The first consumer-ready Oculus Rift headsets (commonly called Head Mounted Displays, or HMD’s) available to the public are shipping this week, a momentous milestone for the growing use of virtual reality (VR) technology, which is experiencing a resurgence after failed experiments in the 80’s and 90’s. Since recapturing the public’s attention on a large scale in 2014 when Facebook purchased Oculus VR, virtual reality has never been widely available to consumers – until now.

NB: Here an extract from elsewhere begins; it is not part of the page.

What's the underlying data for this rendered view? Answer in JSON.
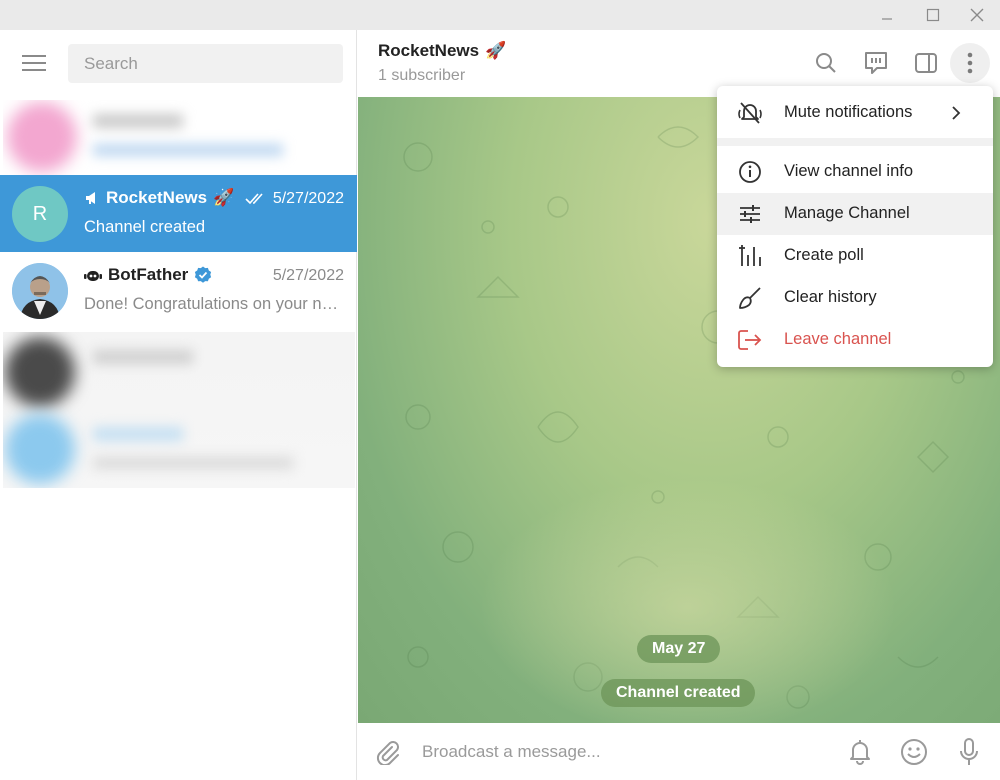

We started experimenting with virtual reality around 2010. Back then – just six years ago – the only option was to hire VR developers to build very custom commercial applications. The early days of VR were limited by both location and cost. You often had to physically travel to a VR company’s special room in order to step inside your virtual reality, as well as pay for the custom VR development and room rental.

Fairly common within the industry today are virtual mockups – small scale, highly detailed BIM models representing the same details or rooms that we’ve historically created as physical mockups. These limited virtual mockups have to be communicated via computer screen or projector, and they essentially take 3-D information from a BIM model and flatten it back down to a 2-D presentation. The result is a mockup that you can view, but not experience. Adding virtual reality, by way of a HMD, to a virtual mockup promises to give end users more of a ‘feel’ and connection to a space than a 2-D drawing ever could. It also opens up participatory design discussions with opportunities to virtually insert end users into a 3-D space that they can walk around and experience.

For example, at a major renovation project for Virginia Commonwealth University Health System (VCUHS), DPR was faced with the challenge of showing the design and layout of operating rooms within the 85,000-sq.-ft. project to doctors, nurses and other hospital staff who were constantly on call at the Level 1 trauma center. There was no space in or around the hospital for a physical model, so DPR created an immersive virtual reality mockup by using the Oculus Rift. All we needed was a laptop and a headset, which allowed us to put our end users inside a full scale, highly detailed operating room environment. This allowed us to solicit invaluable design feedback from the people who would be using the hospital most.

The way virtual reality develops within the next year, and how the industry reacts to it, will shape VR’s place in the construction and design process. Maybe in five years or so, doing live design modifications (moving walls, furniture, finishes, and more) within virtual reality environments will become a commonplace within our industry, further enabling opportunities for creative design. Today, VR is most commonly used for visualization, but in the future, it could be leveraged more for real-time analysis and problem solving. It could be ubiquitous, an integral part of every construction process.

This week is more than a turning point for virtual reality – it’s just the beginning.

A staff member at VCU uses an Oculus Rift headset to view the design and layout of the renovation.

An example of a VCU virtual reality mockup that hospital staff members were able to virtually experience.